We are in an unprecedented time in this country. The COVID-19 pandemic has led to over 200,00 deaths so far. The Trump administration is still acting as if it won the election. And our newspapers, now more than ever, bear responsibility for what they print. To fully understand how Trump’s rise to power has happened, the LA Times should interview Trump supporters to bear witness to their actions. But turning over the op-ed page to them for their unadulterated side of the story legitimizes their narration and allows for the narratives to be taken out of context. And at that point, the LA Times becomes a platform for propaganda. There are many letters the editorial board would never print, and there are constituencies that the editorial board would never turn over the letters page to, particularly those who directly condone violence and egregious forms of hate. 

So, where do we go from here? If the editorial board intended to seek greater understanding reflective of the country, of California, and Los Angeles, then the board should start there—by looking at its own makeup. Los Angeles is almost 50% Latinx, yet there is only one Latinx member of the Opinions editorial board. The overrepresentation of White men on the board influences the narrative on the Op-ed pages and was likely a factor in the room where the decision to publish these particular letters was made. And that’s the real problem. No one spoke up to say—You know what?  Maybe this isn’t the best way to address our current moment or fully engage with the full range of issues. 

The lack of intersectional representation on the editorial board also influences who else has a voice on the letters and opinions pages. Many on social media and elsewhere have been pointing out the marked lack of representation of the opinions and perspectives of people who are houseless, people who are undocumented, people who are incarcerated, and many other people who are vital to the full identity and experiences of the people of Los Angeles and California.

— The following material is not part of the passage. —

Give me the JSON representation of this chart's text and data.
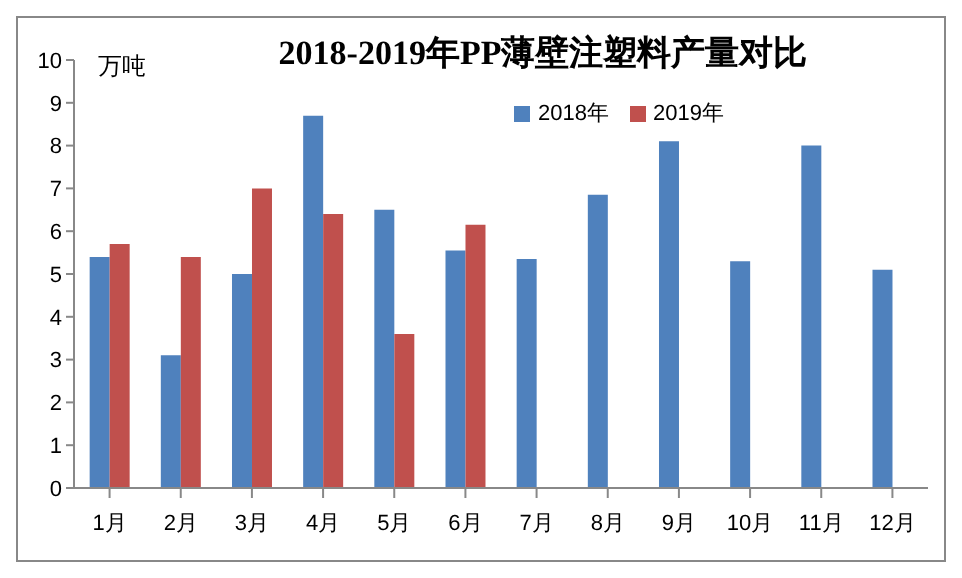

In the future, the editorial board should work to help people understand that a purpose and function of journalism, according to the American Press Institute, is to “improve the quality of debate.” They can further help people understand the purpose and function of an individual opinion, how to verify a fact, and how we can help each other sort perceived realities from fiction. 

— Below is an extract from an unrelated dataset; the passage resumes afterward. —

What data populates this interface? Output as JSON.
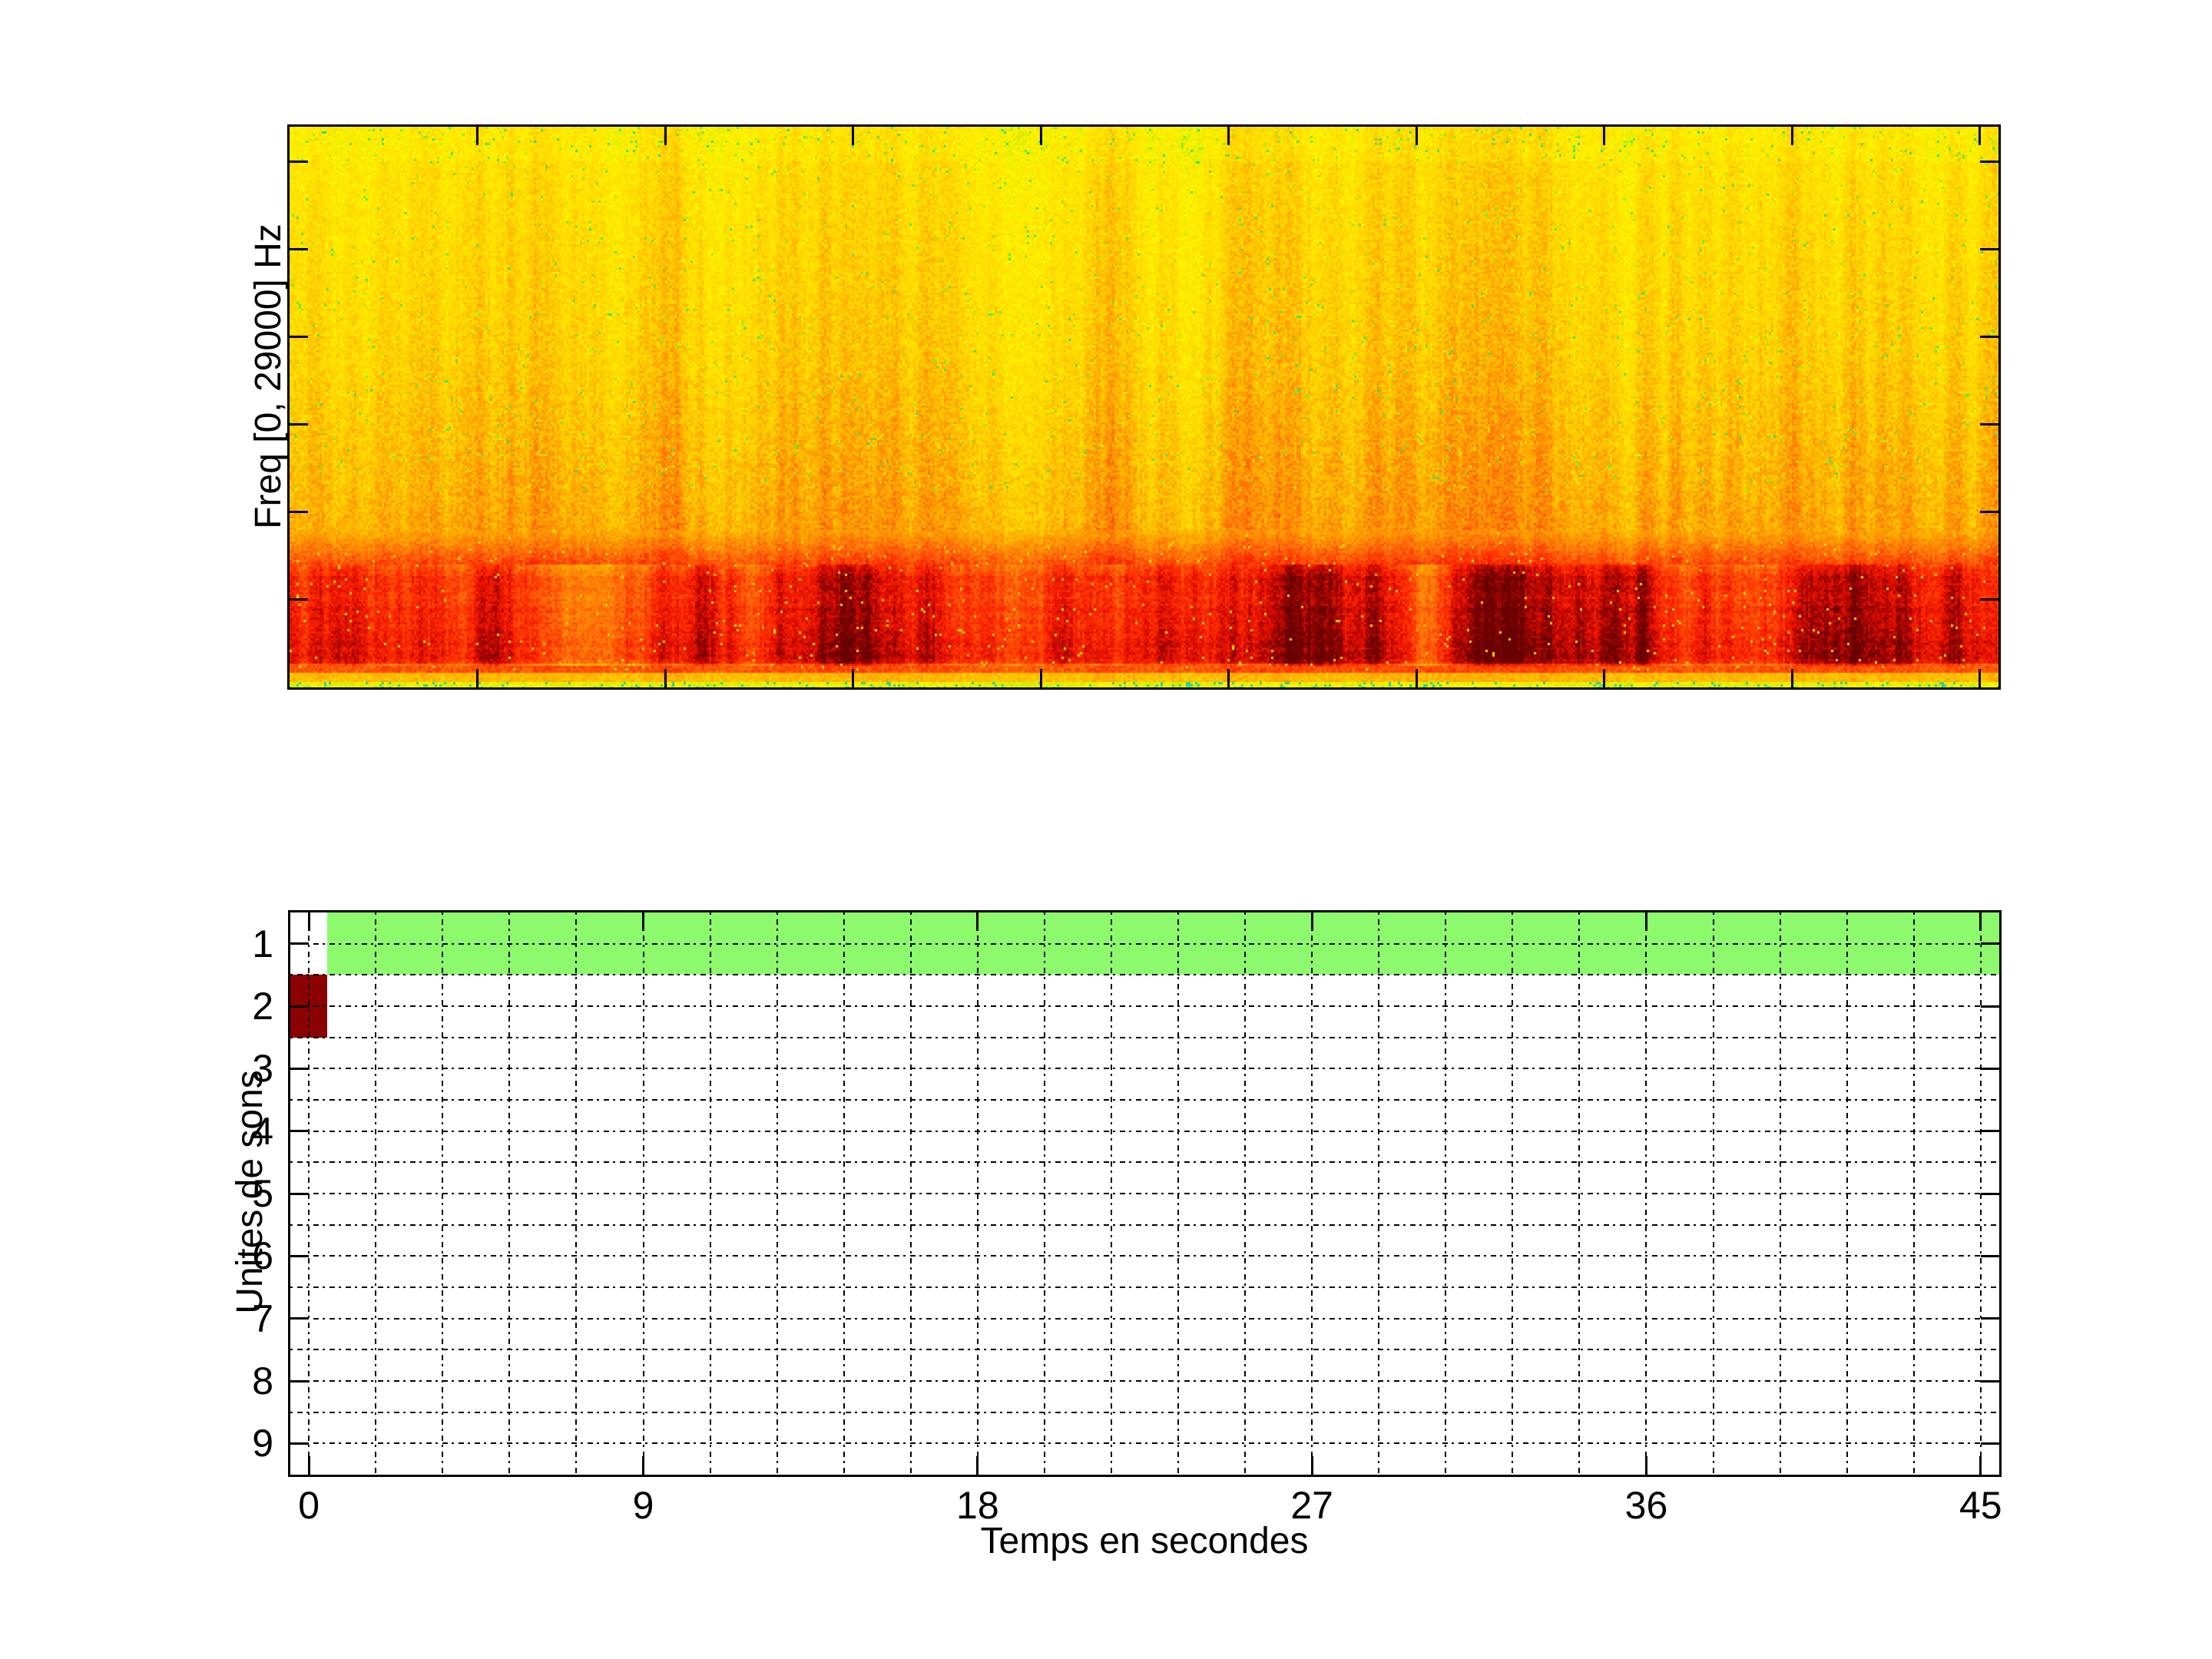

For example, if the goal of the letters was to truly understand Trump voters viewpoints, then we don’t just want to know about a Black man who made money during the Trump administration; we want to know how he as a Black man can ignore the racist messages that allowed Trump’s base to grow, and the plight of Black people who have suffered from COVID-19 or at the hands of the police under the Trump administration. We don’t just want to know that a Trump supporter thinks voters understood the intentions of Prop 16; we want to hear more about how they think that the government and we as people should address the historical and present realities of state-sanctioned discrimination that has led to such drastic economic, social, and educational inequality in California?

The LA Times editorial board should dedicate themselves to further representing and sharing the full and rich range of the unique opinions of Californians and, most importantly, why they hold them. And from there, comprehensive dialogue might begin.

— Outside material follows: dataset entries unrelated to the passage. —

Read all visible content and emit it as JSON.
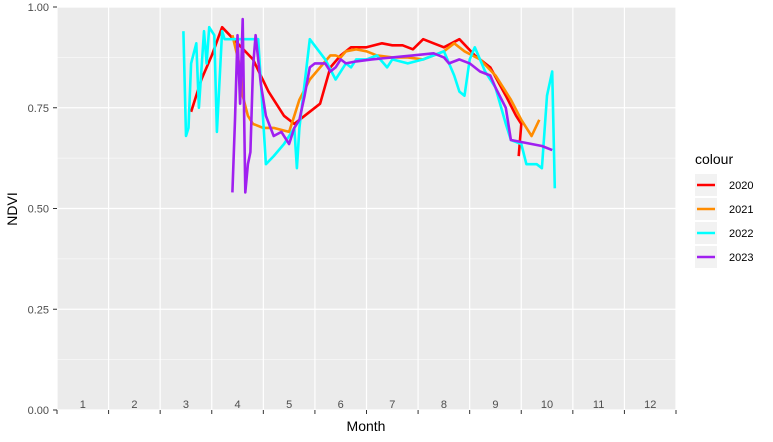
{
  "chart_data": {
    "type": "line",
    "xlabel": "Month",
    "ylabel": "NDVI",
    "xlim": [
      0.5,
      12.5
    ],
    "ylim": [
      0,
      1
    ],
    "x_ticks": [
      1,
      2,
      3,
      4,
      5,
      6,
      7,
      8,
      9,
      10,
      11,
      12
    ],
    "x_tick_labels": [
      "1",
      "2",
      "3",
      "4",
      "5",
      "6",
      "7",
      "8",
      "9",
      "10",
      "11",
      "12"
    ],
    "y_ticks": [
      0,
      0.25,
      0.5,
      0.75,
      1
    ],
    "y_tick_labels": [
      "0.00",
      "0.25",
      "0.50",
      "0.75",
      "1.00"
    ],
    "grid": true,
    "legend": {
      "title": "colour",
      "position": "right"
    },
    "series": [
      {
        "name": "2020",
        "color": "#ff0000",
        "points": [
          [
            3.1,
            0.74
          ],
          [
            3.3,
            0.82
          ],
          [
            3.5,
            0.88
          ],
          [
            3.7,
            0.95
          ],
          [
            4.0,
            0.91
          ],
          [
            4.3,
            0.87
          ],
          [
            4.6,
            0.79
          ],
          [
            4.9,
            0.73
          ],
          [
            5.1,
            0.71
          ],
          [
            5.3,
            0.73
          ],
          [
            5.6,
            0.76
          ],
          [
            5.8,
            0.85
          ],
          [
            6.0,
            0.88
          ],
          [
            6.2,
            0.9
          ],
          [
            6.5,
            0.9
          ],
          [
            6.8,
            0.91
          ],
          [
            7.0,
            0.905
          ],
          [
            7.2,
            0.905
          ],
          [
            7.4,
            0.895
          ],
          [
            7.6,
            0.92
          ],
          [
            7.8,
            0.91
          ],
          [
            8.0,
            0.9
          ],
          [
            8.3,
            0.92
          ],
          [
            8.6,
            0.88
          ],
          [
            8.9,
            0.85
          ],
          [
            9.2,
            0.78
          ],
          [
            9.4,
            0.73
          ],
          [
            9.5,
            0.71
          ],
          [
            9.45,
            0.63
          ]
        ]
      },
      {
        "name": "2021",
        "color": "#ff8c00",
        "points": [
          [
            3.9,
            0.93
          ],
          [
            4.05,
            0.85
          ],
          [
            4.1,
            0.78
          ],
          [
            4.2,
            0.73
          ],
          [
            4.3,
            0.71
          ],
          [
            4.5,
            0.7
          ],
          [
            4.7,
            0.7
          ],
          [
            5.0,
            0.69
          ],
          [
            5.1,
            0.73
          ],
          [
            5.2,
            0.77
          ],
          [
            5.4,
            0.82
          ],
          [
            5.6,
            0.85
          ],
          [
            5.8,
            0.88
          ],
          [
            5.9,
            0.88
          ],
          [
            6.0,
            0.875
          ],
          [
            6.1,
            0.89
          ],
          [
            6.3,
            0.895
          ],
          [
            6.5,
            0.89
          ],
          [
            6.7,
            0.88
          ],
          [
            7.0,
            0.875
          ],
          [
            7.3,
            0.875
          ],
          [
            7.6,
            0.87
          ],
          [
            7.8,
            0.88
          ],
          [
            8.0,
            0.89
          ],
          [
            8.2,
            0.91
          ],
          [
            8.4,
            0.89
          ],
          [
            8.7,
            0.87
          ],
          [
            9.0,
            0.83
          ],
          [
            9.3,
            0.77
          ],
          [
            9.5,
            0.72
          ],
          [
            9.7,
            0.68
          ],
          [
            9.85,
            0.72
          ]
        ]
      },
      {
        "name": "2022",
        "color": "#00ffff",
        "points": [
          [
            2.95,
            0.94
          ],
          [
            3.0,
            0.68
          ],
          [
            3.05,
            0.7
          ],
          [
            3.1,
            0.86
          ],
          [
            3.2,
            0.91
          ],
          [
            3.25,
            0.75
          ],
          [
            3.35,
            0.94
          ],
          [
            3.4,
            0.86
          ],
          [
            3.45,
            0.95
          ],
          [
            3.55,
            0.93
          ],
          [
            3.6,
            0.69
          ],
          [
            3.7,
            0.94
          ],
          [
            3.75,
            0.92
          ],
          [
            3.9,
            0.92
          ],
          [
            4.2,
            0.92
          ],
          [
            4.4,
            0.92
          ],
          [
            4.55,
            0.61
          ],
          [
            4.7,
            0.63
          ],
          [
            4.9,
            0.66
          ],
          [
            5.1,
            0.7
          ],
          [
            5.15,
            0.6
          ],
          [
            5.2,
            0.7
          ],
          [
            5.4,
            0.92
          ],
          [
            5.7,
            0.87
          ],
          [
            5.9,
            0.82
          ],
          [
            6.1,
            0.86
          ],
          [
            6.2,
            0.85
          ],
          [
            6.3,
            0.87
          ],
          [
            6.5,
            0.87
          ],
          [
            6.7,
            0.88
          ],
          [
            6.9,
            0.85
          ],
          [
            7.0,
            0.87
          ],
          [
            7.3,
            0.86
          ],
          [
            7.6,
            0.87
          ],
          [
            7.8,
            0.88
          ],
          [
            8.0,
            0.89
          ],
          [
            8.2,
            0.83
          ],
          [
            8.3,
            0.79
          ],
          [
            8.4,
            0.78
          ],
          [
            8.5,
            0.87
          ],
          [
            8.6,
            0.9
          ],
          [
            8.7,
            0.87
          ],
          [
            8.8,
            0.84
          ],
          [
            9.0,
            0.8
          ],
          [
            9.2,
            0.71
          ],
          [
            9.3,
            0.67
          ],
          [
            9.5,
            0.66
          ],
          [
            9.6,
            0.61
          ],
          [
            9.7,
            0.61
          ],
          [
            9.8,
            0.61
          ],
          [
            9.9,
            0.6
          ],
          [
            10.0,
            0.78
          ],
          [
            10.1,
            0.84
          ],
          [
            10.15,
            0.55
          ]
        ]
      },
      {
        "name": "2023",
        "color": "#a020f0",
        "points": [
          [
            3.9,
            0.54
          ],
          [
            3.95,
            0.72
          ],
          [
            4.0,
            0.93
          ],
          [
            4.05,
            0.76
          ],
          [
            4.1,
            0.97
          ],
          [
            4.15,
            0.54
          ],
          [
            4.2,
            0.61
          ],
          [
            4.25,
            0.64
          ],
          [
            4.3,
            0.85
          ],
          [
            4.35,
            0.93
          ],
          [
            4.45,
            0.81
          ],
          [
            4.55,
            0.73
          ],
          [
            4.7,
            0.68
          ],
          [
            4.85,
            0.69
          ],
          [
            5.0,
            0.66
          ],
          [
            5.1,
            0.7
          ],
          [
            5.2,
            0.72
          ],
          [
            5.3,
            0.78
          ],
          [
            5.4,
            0.85
          ],
          [
            5.5,
            0.86
          ],
          [
            5.7,
            0.86
          ],
          [
            5.8,
            0.84
          ],
          [
            5.9,
            0.85
          ],
          [
            6.0,
            0.87
          ],
          [
            6.1,
            0.86
          ],
          [
            6.3,
            0.865
          ],
          [
            6.6,
            0.87
          ],
          [
            7.0,
            0.875
          ],
          [
            7.4,
            0.88
          ],
          [
            7.8,
            0.885
          ],
          [
            8.0,
            0.875
          ],
          [
            8.1,
            0.86
          ],
          [
            8.3,
            0.87
          ],
          [
            8.5,
            0.86
          ],
          [
            8.7,
            0.84
          ],
          [
            8.9,
            0.83
          ],
          [
            9.0,
            0.8
          ],
          [
            9.2,
            0.75
          ],
          [
            9.3,
            0.67
          ],
          [
            9.5,
            0.665
          ],
          [
            9.7,
            0.66
          ],
          [
            9.9,
            0.655
          ],
          [
            10.1,
            0.645
          ]
        ]
      }
    ]
  }
}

Anne Charity Hudley is the North Hall Endowed Chair in the Linguistics of African America at the University of California, Santa Barbara. Her research and publications address the relationship between English language variation and K-16 educational practices and policies. She is the co-author of three books: The Indispensable Guide to Undergraduate Research: Success in and Beyond College, Understanding English Language Variation in US Schools, and We Do Language: English Language Variation in the Secondary English Classroom

Jamaal Muwwakkil, Los Angeles,, @wordsbyjamaal

Jamaal Muwwakkil is the UC Student Regent and a Ph.D. candidate in Linguistics at the University of California, Santa Barbara. His research explores the relationship between language, institutions, and power, with a focus on higher education in California. His master’s thesis was an ethnography of conservative student groups on a liberal university campus.